ElevenLabs Launches Standalone Speech-to-Text Model Scribe

2025-02-27

An artificial intelligence startup named ElevenLabs has successfully raised $180 million. The company is well-known for its audio generation technology. Recently, it launched its first standalone speech-to-text model called Scribe, which signifies a new direction in its technological development.

ElevenLabs is now valued at $3.3 billion and has previously offered speech-to-text services to numerous companies using its extensive voice database. Moving forward, the company aims to enter the speech recognition market, competing against firms like Gladia, Speechmatics, AssemblyAI, Deepgram, and OpenAI's Whisper model.

Upon release, the Scribe model supports more than 99 languages. ElevenLabs categorizes the recognition accuracy of 25 of these languages as "excellent," with a word error rate below 5%. These include English (with an accuracy rate claimed to be 97%), French, German, Hindi, Indonesian, Japanese, Kannada, Malayalam, Polish, Portuguese, Spanish, and Vietnamese. Other languages are grouped into different categories based on their word error rates: "high" (5% to 10%), "good" (10% to 20%), and "moderate" (25% to 50%).

According to ElevenLabs, the Scribe model outperforms Google’s Gemini 2.0 Flash and Whisper Large V3 across various languages in the FLEURS and Common Voice benchmarks.

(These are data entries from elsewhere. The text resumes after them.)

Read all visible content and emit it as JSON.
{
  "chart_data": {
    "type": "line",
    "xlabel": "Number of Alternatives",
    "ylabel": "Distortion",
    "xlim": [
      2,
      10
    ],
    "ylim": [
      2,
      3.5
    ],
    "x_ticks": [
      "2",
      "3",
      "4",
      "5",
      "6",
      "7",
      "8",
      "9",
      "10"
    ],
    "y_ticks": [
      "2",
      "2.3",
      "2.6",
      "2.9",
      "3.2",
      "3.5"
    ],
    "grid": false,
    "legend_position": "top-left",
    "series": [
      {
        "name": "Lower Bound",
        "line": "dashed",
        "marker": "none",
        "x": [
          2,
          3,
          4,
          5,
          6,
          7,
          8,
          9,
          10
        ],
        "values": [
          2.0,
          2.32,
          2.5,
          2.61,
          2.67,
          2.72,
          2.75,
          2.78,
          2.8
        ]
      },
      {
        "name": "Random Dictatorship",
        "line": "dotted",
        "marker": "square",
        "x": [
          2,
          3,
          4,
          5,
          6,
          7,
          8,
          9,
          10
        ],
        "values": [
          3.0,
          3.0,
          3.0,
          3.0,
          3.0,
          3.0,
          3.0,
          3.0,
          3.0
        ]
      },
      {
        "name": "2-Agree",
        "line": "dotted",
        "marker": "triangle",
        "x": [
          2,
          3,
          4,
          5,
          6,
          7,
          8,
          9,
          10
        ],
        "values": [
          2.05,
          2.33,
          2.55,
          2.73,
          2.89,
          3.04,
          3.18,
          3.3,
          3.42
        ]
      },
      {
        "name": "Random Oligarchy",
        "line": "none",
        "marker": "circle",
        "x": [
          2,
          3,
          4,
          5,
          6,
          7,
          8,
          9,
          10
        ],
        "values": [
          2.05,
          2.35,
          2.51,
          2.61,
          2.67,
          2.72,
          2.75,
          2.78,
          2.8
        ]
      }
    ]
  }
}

Last year, ElevenLabs developed a speech-to-text component for its AI conversational agent platform. However, this marks the first time the company has released an independent speech recognition model.

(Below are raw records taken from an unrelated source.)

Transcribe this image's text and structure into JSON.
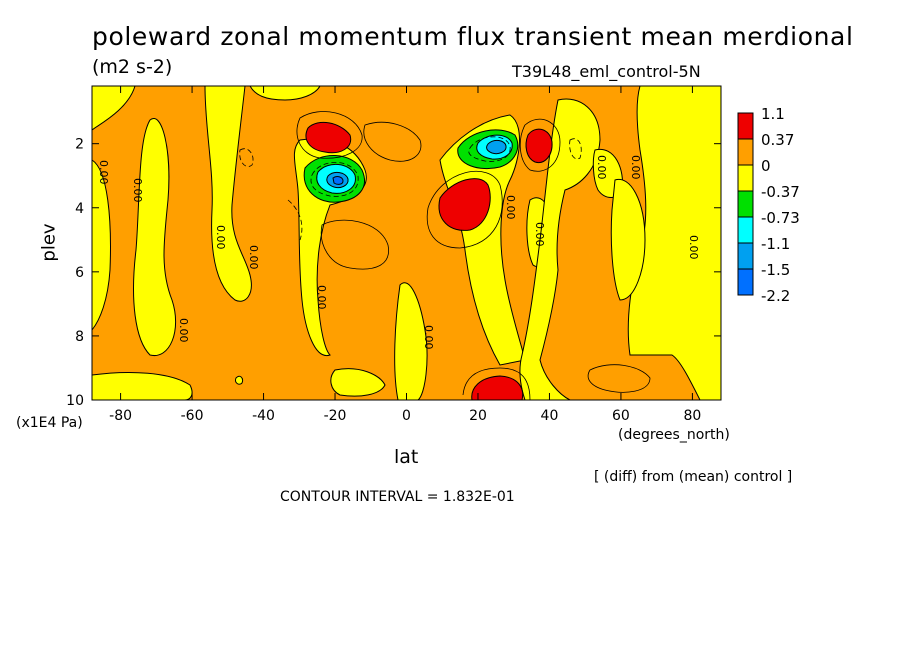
{
  "chart_data": {
    "type": "heatmap",
    "title": "poleward zonal momentum flux transient mean merdional",
    "units": "(m2 s-2)",
    "run_label": "T39L48_eml_control-5N",
    "xlabel": "lat",
    "x_units": "(degrees_north)",
    "ylabel": "plev",
    "y_units": "(x1E4 Pa)",
    "x_ticks": [
      "-80",
      "-60",
      "-40",
      "-20",
      "0",
      "20",
      "40",
      "60",
      "80"
    ],
    "x_tick_values": [
      -80,
      -60,
      -40,
      -20,
      0,
      20,
      40,
      60,
      80
    ],
    "y_ticks": [
      "2",
      "4",
      "6",
      "8",
      "10"
    ],
    "y_tick_values": [
      2,
      4,
      6,
      8,
      10
    ],
    "xlim": [
      -88,
      88
    ],
    "ylim": [
      10,
      0.2
    ],
    "y_inverted": true,
    "colorbar": {
      "labels": [
        "1.1",
        "0.37",
        "0",
        "-0.37",
        "-0.73",
        "-1.1",
        "-1.5",
        "-2.2"
      ],
      "colors": [
        "#ee0000",
        "#ff9f00",
        "#ffff00",
        "#00e000",
        "#00ffff",
        "#00a0f0",
        "#0070ff"
      ]
    },
    "contour_labels": [
      "0.00"
    ],
    "note": "[ (diff) from (mean) control ]",
    "contour_interval": "CONTOUR INTERVAL = 1.832E-01",
    "regions": {
      "positive_strong": [
        {
          "lat": -23,
          "plev": 1.8
        },
        {
          "lat": 13,
          "plev": 4.0
        },
        {
          "lat": 37,
          "plev": 2.0
        },
        {
          "lat": 23,
          "plev": 9.9
        }
      ],
      "negative_strong": [
        {
          "lat": -20,
          "plev": 3.0,
          "min": -2.2
        },
        {
          "lat": 27,
          "plev": 2.1,
          "min": -1.5
        }
      ]
    }
  }
}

Scribe also features smart speaker speaker identification, enabling it to recognize speakers, provide word-level timestamps for precise captioning, and automatically tag sound events such as audience laughter. ElevenLabs offers its studio clients a direct way to transcribe video content into subtitles or captions.

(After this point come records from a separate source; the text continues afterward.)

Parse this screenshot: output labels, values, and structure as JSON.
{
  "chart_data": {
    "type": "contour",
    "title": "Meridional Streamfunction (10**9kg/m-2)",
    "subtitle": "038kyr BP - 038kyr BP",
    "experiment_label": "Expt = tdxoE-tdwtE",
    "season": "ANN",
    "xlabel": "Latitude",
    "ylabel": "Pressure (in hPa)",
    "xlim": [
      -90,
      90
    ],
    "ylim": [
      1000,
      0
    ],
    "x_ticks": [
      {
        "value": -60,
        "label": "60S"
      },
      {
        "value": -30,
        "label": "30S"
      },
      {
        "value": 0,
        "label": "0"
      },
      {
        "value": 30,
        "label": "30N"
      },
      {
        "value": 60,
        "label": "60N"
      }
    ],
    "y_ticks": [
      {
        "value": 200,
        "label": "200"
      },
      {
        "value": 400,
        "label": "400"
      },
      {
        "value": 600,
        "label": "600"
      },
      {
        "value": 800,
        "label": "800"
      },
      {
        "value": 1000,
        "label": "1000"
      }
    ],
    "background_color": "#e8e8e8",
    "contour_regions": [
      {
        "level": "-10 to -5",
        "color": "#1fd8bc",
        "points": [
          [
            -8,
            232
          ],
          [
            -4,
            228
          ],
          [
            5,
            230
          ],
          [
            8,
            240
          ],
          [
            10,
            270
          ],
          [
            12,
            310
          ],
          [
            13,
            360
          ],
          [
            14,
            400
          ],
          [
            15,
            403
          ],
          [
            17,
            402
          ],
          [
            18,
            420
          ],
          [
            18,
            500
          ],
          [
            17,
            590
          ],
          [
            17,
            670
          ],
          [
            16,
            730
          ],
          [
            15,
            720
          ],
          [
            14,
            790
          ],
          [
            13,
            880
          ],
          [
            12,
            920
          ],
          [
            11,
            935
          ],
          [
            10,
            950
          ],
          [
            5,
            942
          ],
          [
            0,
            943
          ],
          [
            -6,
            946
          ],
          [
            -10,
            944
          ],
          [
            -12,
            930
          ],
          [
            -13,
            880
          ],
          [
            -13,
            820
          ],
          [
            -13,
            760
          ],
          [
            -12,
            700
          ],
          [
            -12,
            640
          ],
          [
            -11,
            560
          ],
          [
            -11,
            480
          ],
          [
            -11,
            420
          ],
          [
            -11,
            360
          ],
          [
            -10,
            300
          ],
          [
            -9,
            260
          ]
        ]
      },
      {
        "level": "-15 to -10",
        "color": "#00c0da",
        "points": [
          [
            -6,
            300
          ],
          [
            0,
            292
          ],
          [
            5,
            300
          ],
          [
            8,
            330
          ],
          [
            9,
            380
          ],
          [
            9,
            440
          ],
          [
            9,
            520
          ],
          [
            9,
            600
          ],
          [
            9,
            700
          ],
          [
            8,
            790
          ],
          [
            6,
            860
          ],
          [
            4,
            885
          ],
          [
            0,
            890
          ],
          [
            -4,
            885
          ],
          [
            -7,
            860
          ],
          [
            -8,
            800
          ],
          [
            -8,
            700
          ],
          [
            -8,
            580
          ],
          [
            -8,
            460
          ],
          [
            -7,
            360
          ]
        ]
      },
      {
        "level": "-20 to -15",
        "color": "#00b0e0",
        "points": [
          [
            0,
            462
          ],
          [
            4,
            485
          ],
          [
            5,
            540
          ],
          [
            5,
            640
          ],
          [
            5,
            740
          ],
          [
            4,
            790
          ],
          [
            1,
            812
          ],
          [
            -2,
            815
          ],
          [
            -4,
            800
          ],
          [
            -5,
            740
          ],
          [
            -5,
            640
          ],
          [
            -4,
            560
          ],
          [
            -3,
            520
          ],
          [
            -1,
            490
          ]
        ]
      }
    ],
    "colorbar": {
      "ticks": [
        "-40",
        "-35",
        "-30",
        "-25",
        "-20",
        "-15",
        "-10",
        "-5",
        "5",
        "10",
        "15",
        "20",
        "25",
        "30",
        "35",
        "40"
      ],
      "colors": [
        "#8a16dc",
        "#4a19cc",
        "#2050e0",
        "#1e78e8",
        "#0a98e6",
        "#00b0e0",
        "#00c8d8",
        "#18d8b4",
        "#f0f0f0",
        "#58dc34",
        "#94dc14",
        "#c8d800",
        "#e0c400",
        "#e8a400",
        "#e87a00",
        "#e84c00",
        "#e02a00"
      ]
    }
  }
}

Currently, Scribe only supports pre-recorded audio formats. The company states that a low-latency real-time version of the model will be introduced soon. This means it is not yet suitable for meeting transcription or voice notes.

ElevenLabs prices Scribe at $0.40 per hour of transcribed audio. While competitive, some competitors currently offer lower rates for audio transcription along with varying features.